About four-and-twenty hours later Mollie received the following letter, which she carried off to her bedroom and read over and over again. She had already had the note in which Waveney had described the Cubby-house and her Pansy Room, and Mollie had certainly not expected another so soon.

"My own Sweetheart.—Here I am actually writing to you again. But I know what a long, weary day this has been, and how my sweet Moll has been missing me; and I said to myself, 'A letter by the last post will send her to sleep happily, and make her think that we are not so far apart, after all!' Well, and how do you think I have been spending my first day of servitude? Why, all by myself on the common; and if you had been there it would have been simply perfect; the common is such a beautiful place, and it stretches away for miles. But you will be saying to yourself, 'Is this the way Miss Harford's reader performs her duties?' My dear child, I have not seen my Miss Harford to-day. At breakfast time, Miss Doreen told me that her sister had had a bad night, and that she was suffering great pain in her eyes. 'It is so severe an attack,' she explained, 'that she cannot bear a vestige of light, and reading would drive her distracted. Her maid Peachey is looking after her, and most likely by evening the pain will have worn itself out.' And then she advised me to take a book out of the library and sit on the common, as she would be absent the greater part of the day. It was rather a business choosing a book, but I took 'Ayala's Angel' at last, as it looked amusing, and angels always remind me of my Mollie. There, is that not a pretty speech?
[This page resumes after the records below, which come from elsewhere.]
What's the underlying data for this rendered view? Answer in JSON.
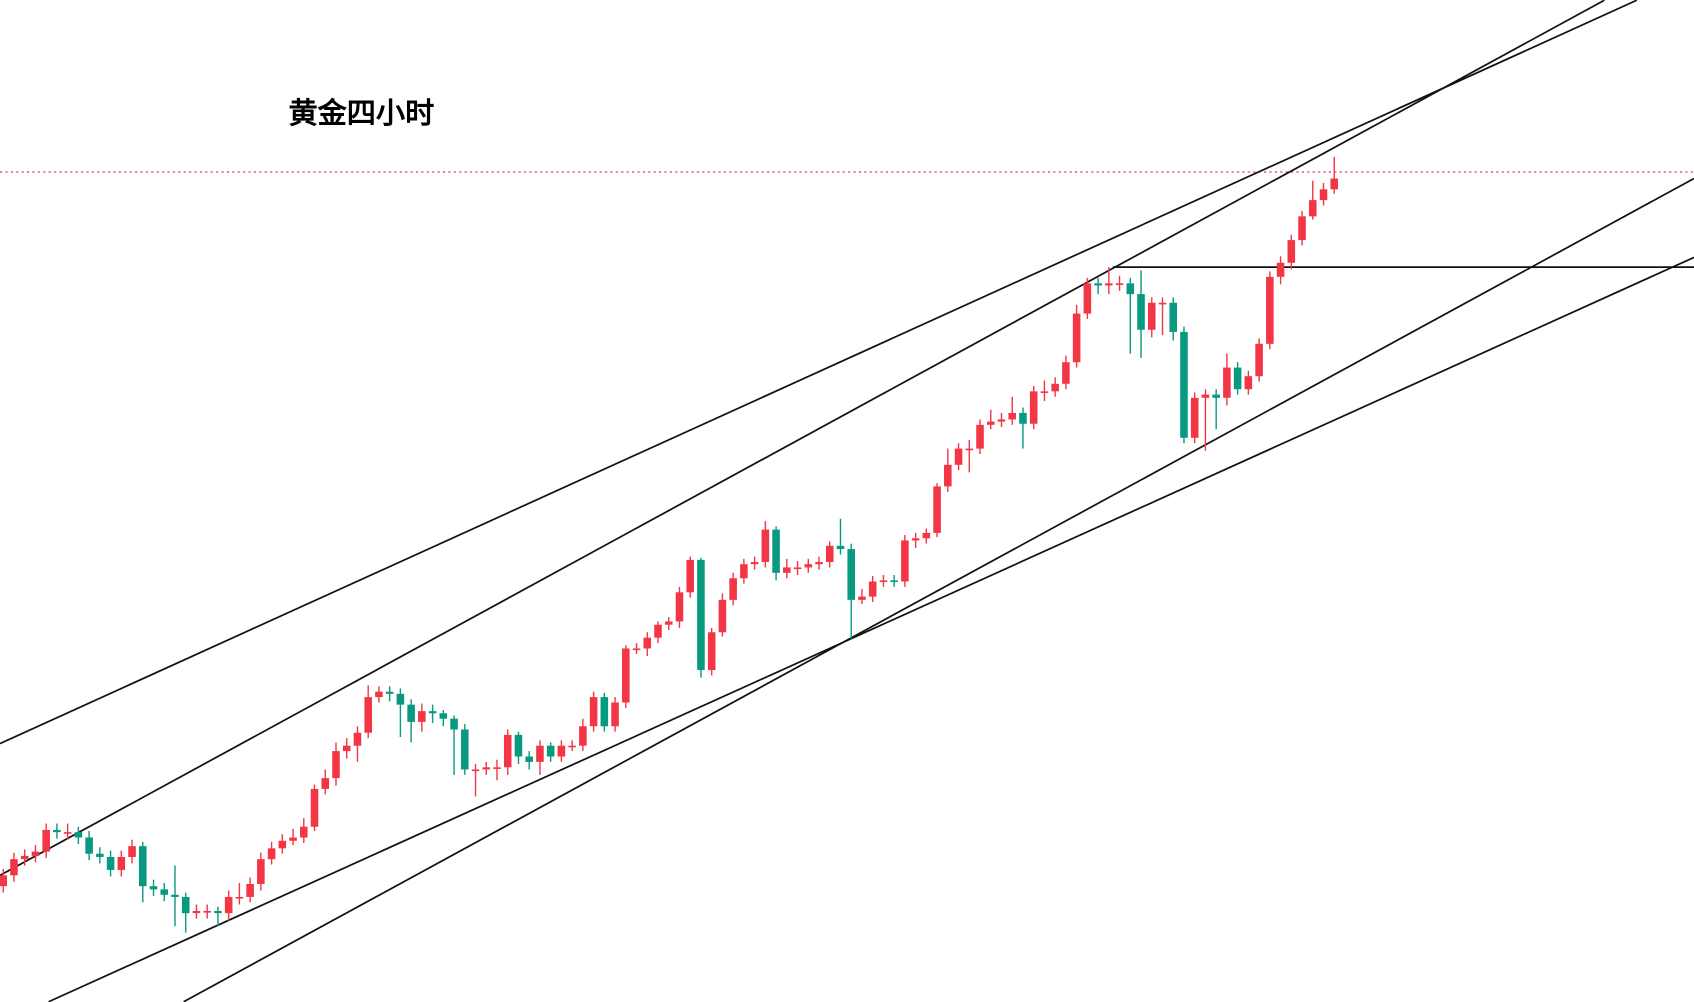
{
  "chart_data": {
    "type": "candlestick",
    "title": "黄金四小时",
    "up_color": "#f23645",
    "down_color": "#089981",
    "ylim": [
      0,
      927
    ],
    "open": [
      107,
      117,
      132,
      135,
      139,
      159,
      157,
      157,
      152,
      137,
      134,
      122,
      134,
      144,
      107,
      104,
      99,
      97,
      82,
      84,
      84,
      82,
      97,
      97,
      109,
      132,
      142,
      149,
      152,
      162,
      197,
      207,
      232,
      237,
      249,
      282,
      287,
      285,
      275,
      259,
      269,
      267,
      262,
      252,
      215,
      215,
      217,
      217,
      247,
      227,
      222,
      237,
      227,
      237,
      237,
      255,
      282,
      255,
      277,
      327,
      327,
      337,
      349,
      352,
      379,
      409,
      307,
      342,
      372,
      392,
      405,
      407,
      437,
      397,
      402,
      402,
      405,
      407,
      422,
      419,
      372,
      375,
      389,
      390,
      389,
      427,
      429,
      434,
      477,
      497,
      512,
      512,
      534,
      537,
      539,
      545,
      535,
      565,
      565,
      572,
      592,
      637,
      665,
      663,
      665,
      665,
      655,
      622,
      647,
      647,
      620,
      522,
      559,
      562,
      559,
      587,
      567,
      579,
      609,
      671,
      684,
      705,
      727,
      742,
      752
    ],
    "high": [
      123,
      138,
      141,
      145,
      165,
      165,
      165,
      162,
      158,
      143,
      140,
      140,
      150,
      148,
      113,
      110,
      126,
      101,
      90,
      90,
      88,
      103,
      110,
      115,
      138,
      148,
      155,
      160,
      170,
      201,
      215,
      240,
      244,
      255,
      293,
      292,
      292,
      290,
      280,
      276,
      275,
      270,
      265,
      257,
      220,
      222,
      224,
      252,
      250,
      232,
      242,
      240,
      242,
      242,
      262,
      287,
      286,
      282,
      330,
      332,
      342,
      352,
      356,
      384,
      412,
      411,
      346,
      378,
      397,
      410,
      412,
      445,
      440,
      410,
      408,
      410,
      412,
      426,
      447,
      424,
      382,
      394,
      395,
      395,
      432,
      434,
      438,
      480,
      512,
      517,
      520,
      539,
      548,
      545,
      560,
      550,
      570,
      575,
      578,
      598,
      645,
      670,
      670,
      680,
      672,
      670,
      677,
      652,
      652,
      652,
      625,
      564,
      567,
      567,
      600,
      592,
      584,
      614,
      676,
      690,
      710,
      732,
      760,
      758,
      782
    ],
    "low": [
      101,
      111,
      126,
      129,
      133,
      151,
      150,
      146,
      131,
      128,
      116,
      116,
      128,
      92,
      98,
      93,
      70,
      64,
      77,
      77,
      70,
      75,
      90,
      92,
      103,
      127,
      137,
      145,
      147,
      158,
      192,
      200,
      225,
      222,
      244,
      277,
      278,
      245,
      240,
      250,
      258,
      255,
      210,
      210,
      190,
      210,
      205,
      210,
      220,
      215,
      210,
      222,
      222,
      232,
      232,
      250,
      250,
      250,
      272,
      322,
      320,
      332,
      344,
      346,
      374,
      300,
      302,
      338,
      367,
      387,
      400,
      402,
      390,
      392,
      395,
      397,
      400,
      402,
      414,
      336,
      368,
      370,
      384,
      384,
      384,
      420,
      424,
      430,
      472,
      492,
      490,
      507,
      530,
      532,
      534,
      512,
      530,
      556,
      560,
      567,
      587,
      632,
      655,
      655,
      658,
      600,
      596,
      615,
      617,
      612,
      517,
      517,
      510,
      530,
      552,
      562,
      562,
      574,
      604,
      664,
      678,
      700,
      724,
      737,
      748
    ],
    "close": [
      117,
      132,
      135,
      139,
      159,
      157,
      157,
      152,
      137,
      134,
      122,
      134,
      144,
      107,
      104,
      99,
      97,
      82,
      84,
      84,
      82,
      97,
      97,
      109,
      132,
      142,
      149,
      152,
      162,
      197,
      207,
      232,
      237,
      249,
      282,
      287,
      285,
      275,
      259,
      269,
      267,
      262,
      252,
      215,
      215,
      217,
      217,
      247,
      227,
      222,
      237,
      227,
      237,
      237,
      255,
      282,
      255,
      277,
      327,
      327,
      337,
      349,
      352,
      379,
      409,
      307,
      342,
      372,
      392,
      405,
      407,
      437,
      397,
      402,
      402,
      405,
      407,
      422,
      419,
      372,
      375,
      389,
      390,
      389,
      427,
      429,
      434,
      477,
      497,
      512,
      512,
      534,
      537,
      539,
      545,
      535,
      565,
      565,
      572,
      592,
      637,
      665,
      663,
      665,
      665,
      655,
      622,
      647,
      647,
      620,
      522,
      559,
      562,
      559,
      587,
      567,
      579,
      609,
      671,
      684,
      705,
      727,
      742,
      752,
      762
    ]
  }
}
"The two little Yorkshire terriers accompanied me—Fuss and Fury—they are such dear little fellows, and it was just lovely! There was a little green nook, with a comfortable bench, a little way back from the road, and there I spent the morning. Miss Doreen was still at the House, so I had luncheon alone, and afterwards I went out in the garden. The two shop-girls were there; they had hammock chairs under a tree. The tall, pale girl was working, and the other was reading to her. I stopped to speak to them, and then I found a delightful seat in the kitchen garden. It was so warm and sunny that you would have thought it was August. Mitchell came to tell me when tea was ready, and now I am up in my Pansy Room, writing to you. There is a pillar box quite near, and when I have finished it I shall slip out and post it." And then a few loving messages to her father and Noel closed the letter.